Buyers missing out on established houses are snapping up land as an alternative way of getting a foothold in the housing market, tipping demand past existing supply and spotlighting the serious likelihood of long-term shortages.
To meet current demand many land developers, especially in Sydney, are bringing forward releases of land by up to nine months.
Some are even pre-selling blocks -- in some instances before final planning approvals have been obtained and when the land will not be ready to be built on for, sometimes, up to a year.
But such measures mask a deeper problem. While developers point out that they have so far been able to meet short-term demand, they have concerns about how some capital cities will meet growth in housing requirements in the longer term.
David Glasheen, principal of the well-established Sydney-based land developer Handley Partners Property, describes land shortage as a "sleeping issue" for governments.
In Sydney, buyers began buying land off the plan in the second half of last year. It was something unheard of for land sales in the area until then.
But prices are another trait setting apart the current residential land boom – with some bigger blocks surpassing the $700,000 mark in some new developments, like the Blue Horizon Estate in North Kellyville, 40 kilometres from the centre of Sydney.
"When you consider the all-up cost of building a house on the land, you are looking at homes easily priced over $1.2 million," says Barry Goldman, managing director of Leda Real Estate, a Sydney-based agency. "This really is Blue Sky stuff."
The outer suburbs of Sydney are considered entry markets for first-time buyers, who form a smaller percentage of the buyers in today's market than previously.
When Handley Partners Property recently released 76 blocks of land for sale off-the-plan, the developer had expected to move four or five blocks a month. As it happened, it sold all the blocks in one month, including its most expensive block at $750,000.
Capitalising on the strong demand, Handley Partners has announced plans to develop another 100 odd blocks in a nearby site.
"We were inundated by some 300 registrations of interest," recalls Glasheen. "Buying off the plan is the only way to secure a block."
Glasheen says many of the buyers had been chasing established homes, but found they were outbid by more cashed-up shoppers.
"Some people are at their wits' end and they are turning to buying land to build a home. It is not their preferred option," he says.
Glasheen has been in the business for more than a decade, and his partner, Ian, has been for some 40 years. Neither has experienced a market quite like that of recent months.
UrbanGrowth, previously Landcom, owned by the New South Wales state government, says that for every block of land released, especially in a popular area, there are at least two, and often more, buyers.

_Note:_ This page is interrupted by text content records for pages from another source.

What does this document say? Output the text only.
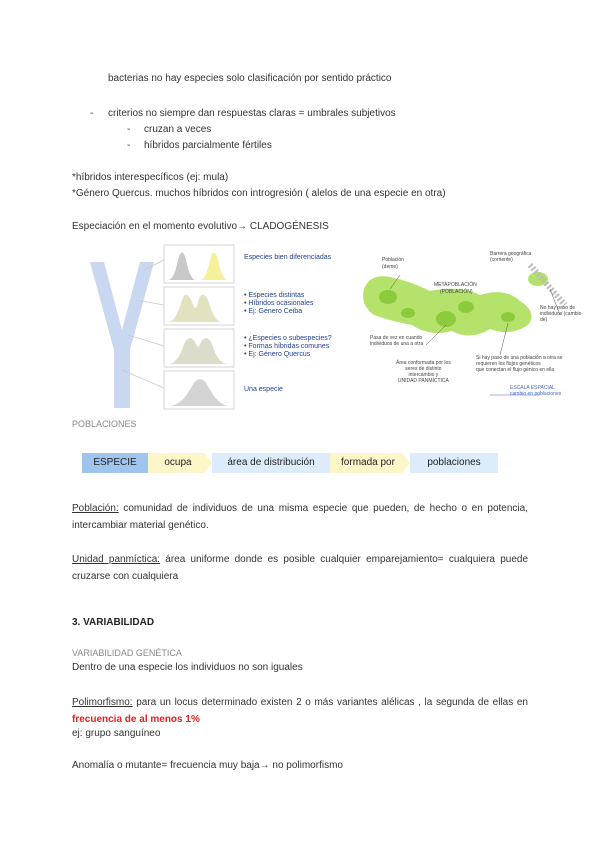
bacterias no hay especies solo clasificación por sentido práctico
- criterios no siempre dan respuestas claras = umbrales subjetivos
- cruzan a veces
- híbridos parcialmente fértiles
*híbridos interespecíficos (ej: mula)
*Género Quercus. muchos híbridos con introgresión ( alelos de una especie en otra)
Especiación en el momento evolutivo→ CLADOGÉNESIS
Especies bien diferenciadas
• Especies distintas
• Híbridos ocasionales
• Ej: Género Ceiba
• ¿Especies o subespecies?
• Formas híbridas comunes
• Ej: Género Quercus
Una especie
Población
(deme)
METAPOBLACIÓN
(POBLACIÓN)
Barrera geográfica
(corriente)
No hay paso de
individuos (cambio
de)
Pasa de vez en cuando
individuos de una a otra
Área conformada por los
seres de distinto
intercambio y
UNIDAD PANMÍCTICA
Si hay paso de una población a otra se
requieren los flujos genéticos
que conectan el flujo génico en ella
ESCALA ESPACIAL
cambio en poblaciones
POBLACIONES
ESPECIE	ocupa	área de distribución	formada por	poblaciones
Población: comunidad de individuos de una misma especie que pueden, de hecho o en potencia, intercambiar material genético.
Unidad panmíctica: área uniforme donde es posible cualquier emparejamiento= cualquiera puede cruzarse con cualquiera
3. VARIABILIDAD
VARIABILIDAD GENÉTICA
Dentro de una especie los individuos no son iguales
Polimorfismo: para un locus determinado existen 2 o más variantes alélicas , la segunda de ellas en frecuencia de al menos 1%
ej: grupo sanguíneo
Anomalía o mutante= frecuencia muy baja→ no polimorfismo
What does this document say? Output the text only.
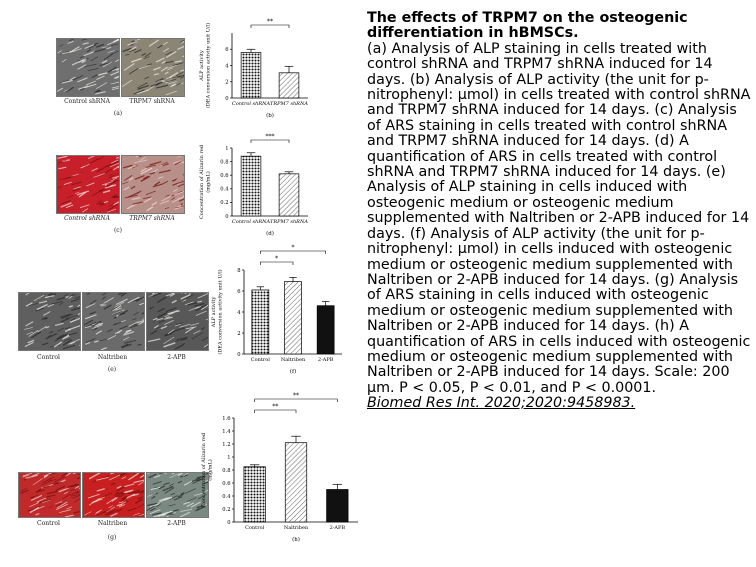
Control shRNA	TRPM7 shRNA
(a)
Control shRNA	TRPM7 shRNA
(c)
Control	Naltriben	2-APB
(e)
Control	Naltriben	2-APB
(g)
0
2
4
6
ALP activity (DEA conversion activity unit U/l)	Control shRNA TRPM7 shRNA
**
(b)
0
0.2
0.4
0.6
0.8
1
Concentration of Alizarin red (mg/mL)
Control shRNA TRPM7 shRNA
***
(d)
0
2
4
6
8
ALP activity (DEA conversion activity unit U/l)
Control Naltriben	2-APB
*
*
(f)
0
0.2
0.4
0.6
0.8
1
1.2
1.4
1.6
Concentration of Alizarin red (mg/mL)
Control	Naltriben	2-APB
**
**
(h)

The effects of TRPM7 on the osteogenic differentiation in hBMSCs.

(a) Analysis of ALP staining in cells treated with control shRNA and TRPM7 shRNA induced for 14 days. (b) Analysis of ALP activity (the unit for p-nitrophenyl: μmol) in cells treated with control shRNA and TRPM7 shRNA induced for 14 days. (c) Analysis of ARS staining in cells treated with control shRNA and TRPM7 shRNA induced for 14 days. (d) A quantification of ARS in cells treated with control shRNA and TRPM7 shRNA induced for 14 days. (e) Analysis of ALP staining in cells induced with osteogenic medium or osteogenic medium supplemented with Naltriben or 2-APB induced for 14 days. (f) Analysis of ALP activity (the unit for p-nitrophenyl: μmol) in cells induced with osteogenic medium or osteogenic medium supplemented with Naltriben or 2-APB induced for 14 days. (g) Analysis of ARS staining in cells induced with osteogenic medium or osteogenic medium supplemented with Naltriben or 2-APB induced for 14 days. (h) A quantification of ARS in cells induced with osteogenic medium or osteogenic medium supplemented with Naltriben or 2-APB induced for 14 days. Scale: 200 μm. P < 0.05, P < 0.01, and P < 0.0001.

Biomed Res Int. 2020;2020:9458983.
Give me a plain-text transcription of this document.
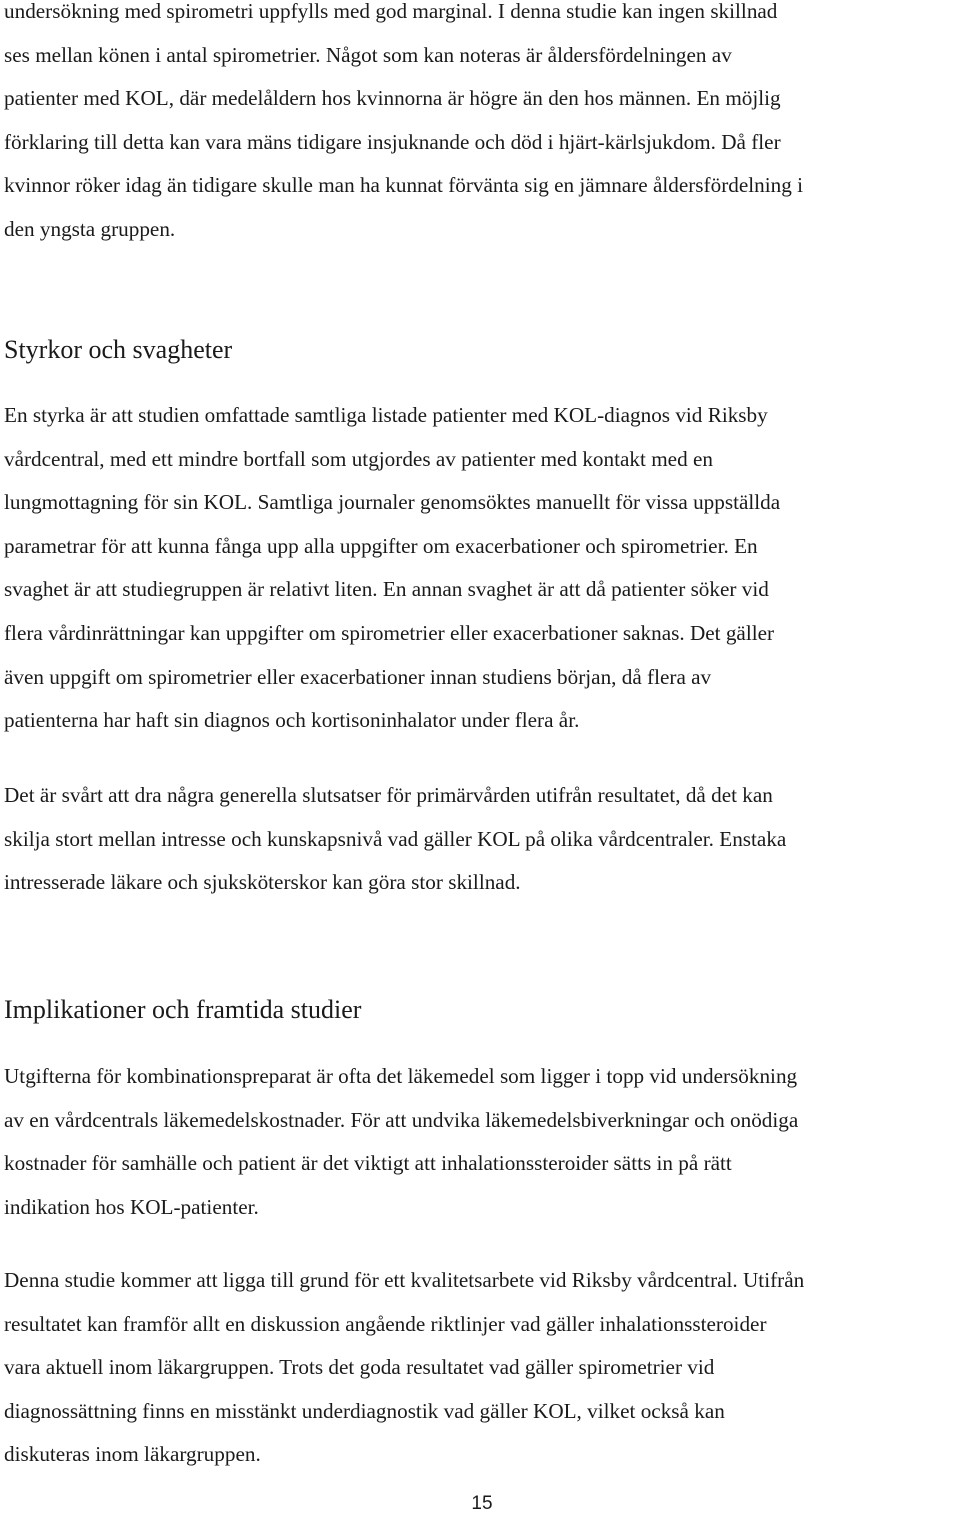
undersökning med spirometri uppfylls med god marginal. I denna studie kan ingen skillnad
ses mellan könen i antal spirometrier. Något som kan noteras är åldersfördelningen av
patienter med KOL, där medelåldern hos kvinnorna är högre än den hos männen. En möjlig
förklaring till detta kan vara mäns tidigare insjuknande och död i hjärt-kärlsjukdom. Då fler
kvinnor röker idag än tidigare skulle man ha kunnat förvänta sig en jämnare åldersfördelning i
den yngsta gruppen.

Styrkor och svagheter

En styrka är att studien omfattade samtliga listade patienter med KOL-diagnos vid Riksby
vårdcentral, med ett mindre bortfall som utgjordes av patienter med kontakt med en
lungmottagning för sin KOL. Samtliga journaler genomsöktes manuellt för vissa uppställda
parametrar för att kunna fånga upp alla uppgifter om exacerbationer och spirometrier. En
svaghet är att studiegruppen är relativt liten. En annan svaghet är att då patienter söker vid
flera vårdinrättningar kan uppgifter om spirometrier eller exacerbationer saknas. Det gäller
även uppgift om spirometrier eller exacerbationer innan studiens början, då flera av
patienterna har haft sin diagnos och kortisoninhalator under flera år.

Det är svårt att dra några generella slutsatser för primärvården utifrån resultatet, då det kan
skilja stort mellan intresse och kunskapsnivå vad gäller KOL på olika vårdcentraler. Enstaka
intresserade läkare och sjuksköterskor kan göra stor skillnad.

Implikationer och framtida studier

Utgifterna för kombinationspreparat är ofta det läkemedel som ligger i topp vid undersökning
av en vårdcentrals läkemedelskostnader. För att undvika läkemedelsbiverkningar och onödiga
kostnader för samhälle och patient är det viktigt att inhalationssteroider sätts in på rätt
indikation hos KOL-patienter.

Denna studie kommer att ligga till grund för ett kvalitetsarbete vid Riksby vårdcentral. Utifrån
resultatet kan framför allt en diskussion angående riktlinjer vad gäller inhalationssteroider
vara aktuell inom läkargruppen. Trots det goda resultatet vad gäller spirometrier vid
diagnossättning finns en misstänkt underdiagnostik vad gäller KOL, vilket också kan
diskuteras inom läkargruppen.

15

Typically, there are 40 blocks on each release and up to 80 or more people would be chasing the land, says Robert Sullivan, UrbanGrowth's head of transition, who adds that UrbanGrowth has brought in a numbering system to stop buyers camping outside its estates.
"We would announce land releases several days ahead of the sale, which was usually on a Saturday, and in the past we had people camping outside our offices to be first in line," says Sullivan.
Sekisui House Australia, a subsidiary of one of Japan's largest housing builders, has also introduced a priority system to avoid having buyers camping overnight outside its offices.
Craig de Costa, Sekisui House's project director, says: "We are struggling to deliver the land to meet demand. We have brought forward releases by up to nine months."
Similarly, Stockland, the nation's largest residential developer, has launched new estates in recent months and is pre-selling land in what it describes as "paddocks" (before there is infrastructure or access).
Stockland's CEO Residential, Andrew Whitson, says the biggest driver for land is population growth. He agrees with other developers that employment growth, low interest rates and recovery in the residential market are all contributing to the strength of the land market.
Meanwhile, Housing Industry Association chief economist Harley Dale says demand for land is backed by a strong recovery in new home construction.
"Whenever we get an upturn in new home commencements, there is an elevated demand for land," says Dale.
Developers estimate that, in New South Wales alone, there is an accumulative shortfall of housing of around 100,000 homes after years of under-building.
UrbanGrowth's Robert Sullivan says Sydney requires around 40,000 new homes a year to support population growth. But in the last five to six years, new home construction fell sharply to 20,000 or 25,000 a year.
Dale says Australia takes in some 200,000 new migrants each year. He believes governments need to create the land to house Australia's growing population -- not just to meet immediate demand, but to meet demand over the next 20-30 years.